Workers compensation insurance is designed to cover expenses related to a workplace injury, but not all injuries are covered. In some cases, an insurer may deny a workers compensation claim, meaning the employee will have to pay for medical bills related to their injuries.
Sometimes, the nature of an injury can be what causes a workers compensation claim to be denied. Workers compensation only covers injuries that occur at work or in the course of work-related activities.
This generally excludes sudden unrelated illnesses and pre-existing conditions. There are some exceptions when it comes to pre-existing conditions, but they are few and generally rare. For example, say you have a disc in your back. Your job is not physical, allowing you to sit and stand as you need. There is no direct link to your job and your back even if it grows worse, so you would likely not be able to file a workers compensation claim. However, if you can prove that a pre-existing condition has grown worse due to a work-related injury, you may be able to file for workers compensation. You would need solid proof from a medical professional in order for a claim to be approved, however.
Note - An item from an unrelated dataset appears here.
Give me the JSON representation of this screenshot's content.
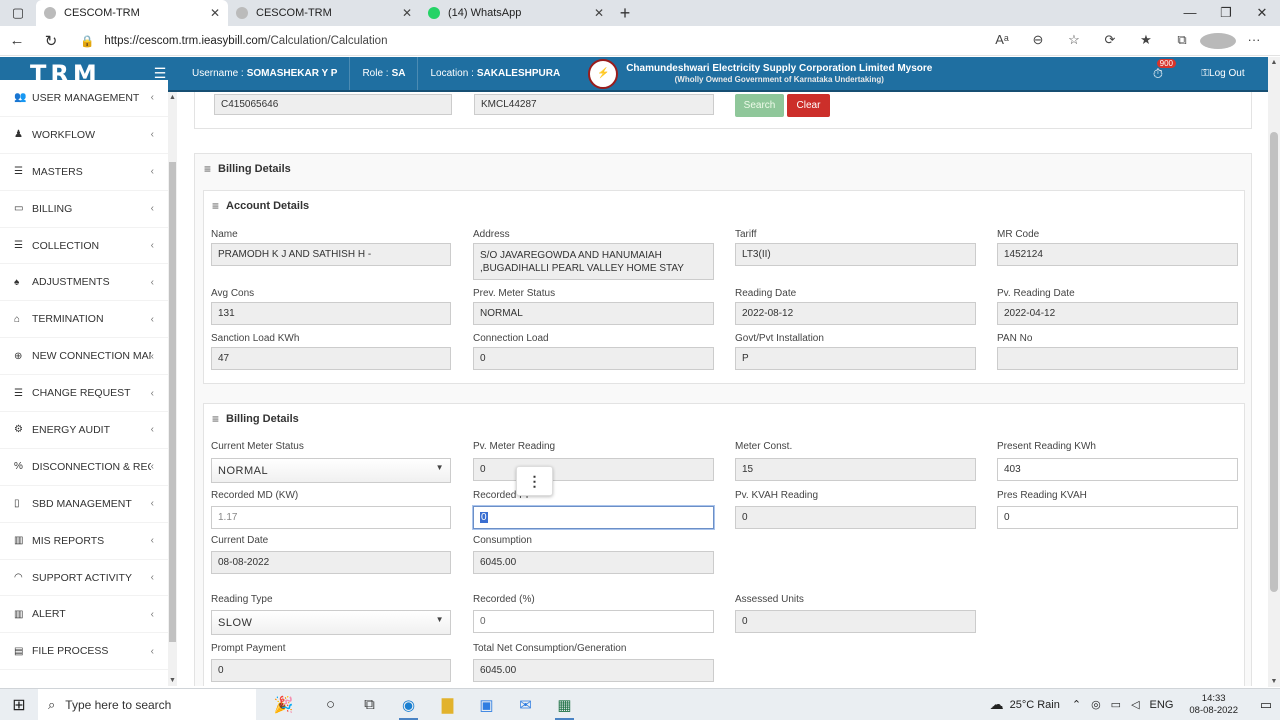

In other cases, it is the accident that causes the injury which can lead to a workers compensation claim being denied. Qualifying workplace accidents must happen during the course of work or on work property. If an employee is injured at home after a shift, or at a neighboring business while off work, they will likely not be covered under workers compensation insurance. Other exclusions include:
- Injuries that occur in a fight with another person that the injured employee started
- Injuries that occur while the employee is under the influence of drugs or alcohol
- Injuries that occur while the employee is participating in illegal activities
Workers compensation claims can be denied despite the injury or accident qualifying for a claim. Most workers compensation policies have guidelines the employer and employee must follow when filing a claim. If these guidelines are not followed, a claim could be ignored.
For example, many policies have a list of approved healthcare providers along with a time period in which an injured employee must see them. If the employee does not see an approved healthcare provider, or waits more than thirty days to receive medical treatment, a workers compensation claim could be denied.